- Ph.D., Global History, University of North Carolina at Chapel Hill (2012)
- M.A., U.S. History, University of North Carolina at Chapel Hill (2009)
- B.A., History and Spanish, Eckerd College (2006)
I am a specialist on slavery and colonialism in the early modern Atlantic world, especially the British Caribbean. I teach courses in Atlantic and American history, including upper-level courses on the Trans-Atlantic Slave Trade, Colonial America, and Caribbean history, as well as introductory courses on the history of North America and the United States.

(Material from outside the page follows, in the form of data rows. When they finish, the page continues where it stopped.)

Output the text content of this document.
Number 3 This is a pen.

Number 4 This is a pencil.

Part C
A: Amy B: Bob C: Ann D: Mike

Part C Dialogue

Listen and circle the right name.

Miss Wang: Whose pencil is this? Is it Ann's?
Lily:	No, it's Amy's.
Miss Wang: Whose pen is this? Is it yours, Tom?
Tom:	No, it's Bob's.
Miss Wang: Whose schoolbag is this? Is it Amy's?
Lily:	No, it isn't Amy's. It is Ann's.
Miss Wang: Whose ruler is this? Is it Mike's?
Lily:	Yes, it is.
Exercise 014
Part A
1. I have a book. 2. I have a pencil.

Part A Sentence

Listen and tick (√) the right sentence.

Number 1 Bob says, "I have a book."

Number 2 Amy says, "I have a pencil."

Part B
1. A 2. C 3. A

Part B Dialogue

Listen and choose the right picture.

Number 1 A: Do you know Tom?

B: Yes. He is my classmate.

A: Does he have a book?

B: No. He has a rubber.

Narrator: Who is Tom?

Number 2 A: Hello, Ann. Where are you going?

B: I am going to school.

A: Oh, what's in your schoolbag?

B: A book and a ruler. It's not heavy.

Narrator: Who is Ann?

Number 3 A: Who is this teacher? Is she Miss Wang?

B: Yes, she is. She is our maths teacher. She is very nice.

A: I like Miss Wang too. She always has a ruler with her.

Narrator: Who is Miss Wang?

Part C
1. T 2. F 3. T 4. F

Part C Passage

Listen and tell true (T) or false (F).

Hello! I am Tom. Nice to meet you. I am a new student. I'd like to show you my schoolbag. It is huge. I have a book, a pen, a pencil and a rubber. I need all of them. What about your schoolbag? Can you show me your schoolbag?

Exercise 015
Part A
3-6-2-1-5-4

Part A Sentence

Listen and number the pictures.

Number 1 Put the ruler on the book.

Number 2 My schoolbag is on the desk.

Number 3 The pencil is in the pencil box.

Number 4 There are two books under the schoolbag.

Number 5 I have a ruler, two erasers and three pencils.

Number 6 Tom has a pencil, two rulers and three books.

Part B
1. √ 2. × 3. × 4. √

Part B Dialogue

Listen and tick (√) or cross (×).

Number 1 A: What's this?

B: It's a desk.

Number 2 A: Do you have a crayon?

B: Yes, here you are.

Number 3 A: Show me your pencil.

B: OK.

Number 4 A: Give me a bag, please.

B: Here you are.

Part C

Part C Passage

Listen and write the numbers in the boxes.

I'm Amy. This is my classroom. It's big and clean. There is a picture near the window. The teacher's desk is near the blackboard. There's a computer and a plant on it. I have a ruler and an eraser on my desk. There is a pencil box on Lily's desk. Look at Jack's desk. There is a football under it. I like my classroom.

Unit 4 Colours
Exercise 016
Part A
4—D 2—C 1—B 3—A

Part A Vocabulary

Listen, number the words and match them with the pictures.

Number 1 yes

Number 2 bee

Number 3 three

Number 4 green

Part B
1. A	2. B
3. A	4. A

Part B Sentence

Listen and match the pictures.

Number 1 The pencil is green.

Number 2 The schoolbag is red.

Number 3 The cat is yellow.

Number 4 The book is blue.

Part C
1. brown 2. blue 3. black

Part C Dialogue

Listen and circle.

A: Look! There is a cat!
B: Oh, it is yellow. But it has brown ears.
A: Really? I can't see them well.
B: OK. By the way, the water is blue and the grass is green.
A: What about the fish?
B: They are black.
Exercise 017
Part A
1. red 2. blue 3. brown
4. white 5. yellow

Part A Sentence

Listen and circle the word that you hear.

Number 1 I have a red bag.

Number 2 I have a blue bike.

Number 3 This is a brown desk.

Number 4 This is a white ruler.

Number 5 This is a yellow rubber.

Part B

I am currently working on a book manuscript, Surviving Slavery in the British Caribbean (under advance contract with the University of Pennsylvania Press), which focuses on the ordeal of slavery in early nineteenth-century Berbice (in present-day Guyana). For a taste of this work-in-progress, see my article, “The ‘Bad Business’ of Obeah: Power, Authority, and the Politics of Slave Culture in the British Caribbean,” William and Mary Quarterly, 3d ser., 68, no. 3 (2011): 451-80, which received the 2012 Richard L. Morton Award, and Justin Roberts’s review of my dissertation. My research has been supported by fellowships and grants from the U.S. Department of Education, the American Historical Association, Harvard University’s International Seminar on the History of the Atlantic World, and the National Endowment for the Humanities, among others.